If your main goal in using SciPy is to do data exploration and analysis or scientific computations, Jupyter provides an ideal interactive environment. Using Jupyter, we can integrate computations, graphs, formatted text, and even more sophisticated media. Essentially, anything that can be inserted in a web page can be handled by Jupyter.
Running SciPy in Jupyter
Getting ready
This recipe assumes that you have a working installation of IPython and Jupyter. If you followed one of the recipes in this chapter to set up Anaconda or a standalone installation of the SciPy stack, you have all you need.
How to do it...
The following steps demonstrate how to start Jupyter and create a new notebook:
- Open a command window on the directory where you want your notebook files stored.
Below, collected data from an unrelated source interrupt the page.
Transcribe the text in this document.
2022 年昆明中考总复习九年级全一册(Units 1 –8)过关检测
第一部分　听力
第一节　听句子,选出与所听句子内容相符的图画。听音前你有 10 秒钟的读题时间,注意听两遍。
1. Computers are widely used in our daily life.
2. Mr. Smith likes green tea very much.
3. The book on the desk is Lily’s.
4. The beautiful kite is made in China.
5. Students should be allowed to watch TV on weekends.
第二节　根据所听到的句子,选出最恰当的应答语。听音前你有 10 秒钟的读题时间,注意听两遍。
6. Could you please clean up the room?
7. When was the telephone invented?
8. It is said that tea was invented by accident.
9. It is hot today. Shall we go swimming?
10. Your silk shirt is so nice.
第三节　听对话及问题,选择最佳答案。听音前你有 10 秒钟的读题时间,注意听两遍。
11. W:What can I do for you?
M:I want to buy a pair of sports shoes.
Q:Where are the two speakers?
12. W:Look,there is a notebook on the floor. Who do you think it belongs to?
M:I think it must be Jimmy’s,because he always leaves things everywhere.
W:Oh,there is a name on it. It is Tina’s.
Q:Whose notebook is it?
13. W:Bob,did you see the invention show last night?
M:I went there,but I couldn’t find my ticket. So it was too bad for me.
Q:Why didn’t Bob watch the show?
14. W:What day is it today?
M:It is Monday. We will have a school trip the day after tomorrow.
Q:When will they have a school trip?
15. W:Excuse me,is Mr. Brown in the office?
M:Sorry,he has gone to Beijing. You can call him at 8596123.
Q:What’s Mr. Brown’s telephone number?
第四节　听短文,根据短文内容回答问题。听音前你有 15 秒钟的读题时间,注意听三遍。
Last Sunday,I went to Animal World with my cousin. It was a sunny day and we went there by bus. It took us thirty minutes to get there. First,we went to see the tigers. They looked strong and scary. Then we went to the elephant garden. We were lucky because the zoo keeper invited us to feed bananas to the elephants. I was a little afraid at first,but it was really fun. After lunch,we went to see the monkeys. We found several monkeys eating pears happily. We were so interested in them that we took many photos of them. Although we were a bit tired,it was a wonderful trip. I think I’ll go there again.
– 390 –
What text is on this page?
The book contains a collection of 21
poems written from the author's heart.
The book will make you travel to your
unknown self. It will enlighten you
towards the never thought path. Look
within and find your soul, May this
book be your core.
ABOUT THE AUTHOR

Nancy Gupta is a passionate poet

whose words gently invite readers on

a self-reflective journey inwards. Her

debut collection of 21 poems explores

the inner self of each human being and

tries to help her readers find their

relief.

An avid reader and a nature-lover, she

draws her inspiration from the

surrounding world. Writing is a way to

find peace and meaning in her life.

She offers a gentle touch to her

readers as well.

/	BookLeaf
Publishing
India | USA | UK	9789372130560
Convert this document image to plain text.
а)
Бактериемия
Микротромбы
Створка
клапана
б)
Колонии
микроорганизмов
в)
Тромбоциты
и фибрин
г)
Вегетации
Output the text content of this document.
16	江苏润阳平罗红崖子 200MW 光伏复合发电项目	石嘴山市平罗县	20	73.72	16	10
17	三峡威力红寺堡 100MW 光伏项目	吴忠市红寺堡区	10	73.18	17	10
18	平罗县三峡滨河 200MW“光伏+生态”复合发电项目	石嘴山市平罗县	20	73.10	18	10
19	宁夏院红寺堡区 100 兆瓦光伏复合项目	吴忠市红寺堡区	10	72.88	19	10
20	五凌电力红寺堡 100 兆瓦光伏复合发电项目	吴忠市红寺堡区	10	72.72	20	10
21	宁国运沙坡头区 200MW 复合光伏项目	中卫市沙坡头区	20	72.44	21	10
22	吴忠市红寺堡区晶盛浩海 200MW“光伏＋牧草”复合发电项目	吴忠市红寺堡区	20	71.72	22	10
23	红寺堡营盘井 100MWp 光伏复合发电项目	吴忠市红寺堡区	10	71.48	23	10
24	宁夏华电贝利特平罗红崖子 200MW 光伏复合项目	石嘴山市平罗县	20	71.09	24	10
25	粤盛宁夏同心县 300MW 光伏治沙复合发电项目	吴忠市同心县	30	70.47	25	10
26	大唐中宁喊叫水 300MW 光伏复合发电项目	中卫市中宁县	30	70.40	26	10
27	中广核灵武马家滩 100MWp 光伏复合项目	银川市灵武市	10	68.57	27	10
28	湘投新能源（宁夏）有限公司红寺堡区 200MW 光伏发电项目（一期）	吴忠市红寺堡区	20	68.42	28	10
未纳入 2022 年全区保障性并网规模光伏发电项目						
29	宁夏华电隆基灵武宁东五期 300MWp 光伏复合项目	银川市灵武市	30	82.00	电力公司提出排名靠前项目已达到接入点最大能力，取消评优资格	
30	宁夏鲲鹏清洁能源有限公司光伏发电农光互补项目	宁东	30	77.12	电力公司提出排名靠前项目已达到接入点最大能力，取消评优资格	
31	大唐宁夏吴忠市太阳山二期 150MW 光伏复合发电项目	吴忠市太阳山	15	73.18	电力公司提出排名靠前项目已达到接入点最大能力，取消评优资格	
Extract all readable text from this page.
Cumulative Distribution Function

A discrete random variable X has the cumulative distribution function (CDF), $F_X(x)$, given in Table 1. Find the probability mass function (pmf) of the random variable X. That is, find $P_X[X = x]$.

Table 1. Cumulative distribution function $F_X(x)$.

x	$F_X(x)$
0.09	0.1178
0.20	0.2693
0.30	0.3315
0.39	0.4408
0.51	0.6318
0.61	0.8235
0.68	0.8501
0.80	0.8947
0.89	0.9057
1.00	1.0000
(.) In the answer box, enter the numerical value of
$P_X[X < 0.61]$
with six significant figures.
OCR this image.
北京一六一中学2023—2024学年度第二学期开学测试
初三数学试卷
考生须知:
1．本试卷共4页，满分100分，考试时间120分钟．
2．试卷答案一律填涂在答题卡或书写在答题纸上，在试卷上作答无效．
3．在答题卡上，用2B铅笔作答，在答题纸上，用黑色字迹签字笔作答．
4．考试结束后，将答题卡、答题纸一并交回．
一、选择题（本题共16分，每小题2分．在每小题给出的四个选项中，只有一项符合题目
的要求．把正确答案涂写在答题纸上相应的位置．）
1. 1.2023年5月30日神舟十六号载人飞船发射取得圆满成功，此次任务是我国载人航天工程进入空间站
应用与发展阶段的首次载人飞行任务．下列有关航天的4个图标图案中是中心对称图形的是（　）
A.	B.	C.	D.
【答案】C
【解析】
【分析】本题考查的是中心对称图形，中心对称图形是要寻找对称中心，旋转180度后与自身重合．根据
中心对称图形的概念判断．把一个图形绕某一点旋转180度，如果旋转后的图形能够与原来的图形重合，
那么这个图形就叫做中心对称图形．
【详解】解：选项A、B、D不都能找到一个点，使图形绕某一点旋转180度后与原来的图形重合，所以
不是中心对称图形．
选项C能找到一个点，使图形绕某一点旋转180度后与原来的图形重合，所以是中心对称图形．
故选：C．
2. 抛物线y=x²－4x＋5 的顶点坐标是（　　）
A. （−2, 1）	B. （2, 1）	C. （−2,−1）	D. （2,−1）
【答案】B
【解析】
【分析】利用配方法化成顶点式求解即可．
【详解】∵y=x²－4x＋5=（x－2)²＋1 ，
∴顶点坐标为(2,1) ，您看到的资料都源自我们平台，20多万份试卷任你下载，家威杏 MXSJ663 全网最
- Start Jupyter by running the following command in the Terminal window:
jupyter notebook
- After a few moments, the notebook will open in your web browser. The notebook starting page is known as the dashboard, and is shown in the following screenshot:
- To create a new notebook, click the New button at the top right and select Python 3 from the menu. The following screenshot shows a newly created notebook:
Code in a notebook is entered in an execution cell, which is surrounded by a green border when active. To get a taste of what working with the Jupyter notebook feels like, click on an execution cell in the notebook and enter the following code:
%matplotlib inline
import numpy as np
import matplotlib.pyplot as plt
With the mouse cursor still in the same execution cell, press Shift + Enter to run the cell. The preceding code displayed the magic %matplotlib inline first to tell Jupyter that we want to display plots in the notebook itself, and the next two lines imported NumPy and pyplot (an interactive plotting library provided by matplotlib).
After running the cell, the cursor automatically moves to the next cell. Enter the following code in this cell:
from scipy.stats import norm, binom
n, p = 100, 0.5
mean = n * p
sdev = np.sqrt(n * p * (1-p))
sample = np.array([binom.rvs(n, p) for _ in range(1000)])
xvalues = np.linspace(mean-3*sdev, mean+3*sdev, 200)
yvalues = norm.pdf(xvalues, loc=mean, scale=sdev)
hist = plt.hist(sample, normed=True,
color='red', lw=3, ls='dotted', alpha=0.5)
plt.plot(xvalues, yvalues, color='blue', lw=2)
plt.title('Coin toss simulation, $n={}$, $p={:5.2f}$'.format(n, p))
plt.xlabel('Number of heads')
plt.ylabel('Frequency')
None
This code simulates 100 tosses of a fair coin. The simulation is repeated 1,000 times and the results are stored in the array sample. Then a histogram of the results is plotted, together with a normal approximation, according to the central limit theorem. Pressing Shift + Enter to run the cell will produce a plot of the histogram, representing the simulation and the theoretical normal approximation of the distribution of the number of heads in the coin tosses.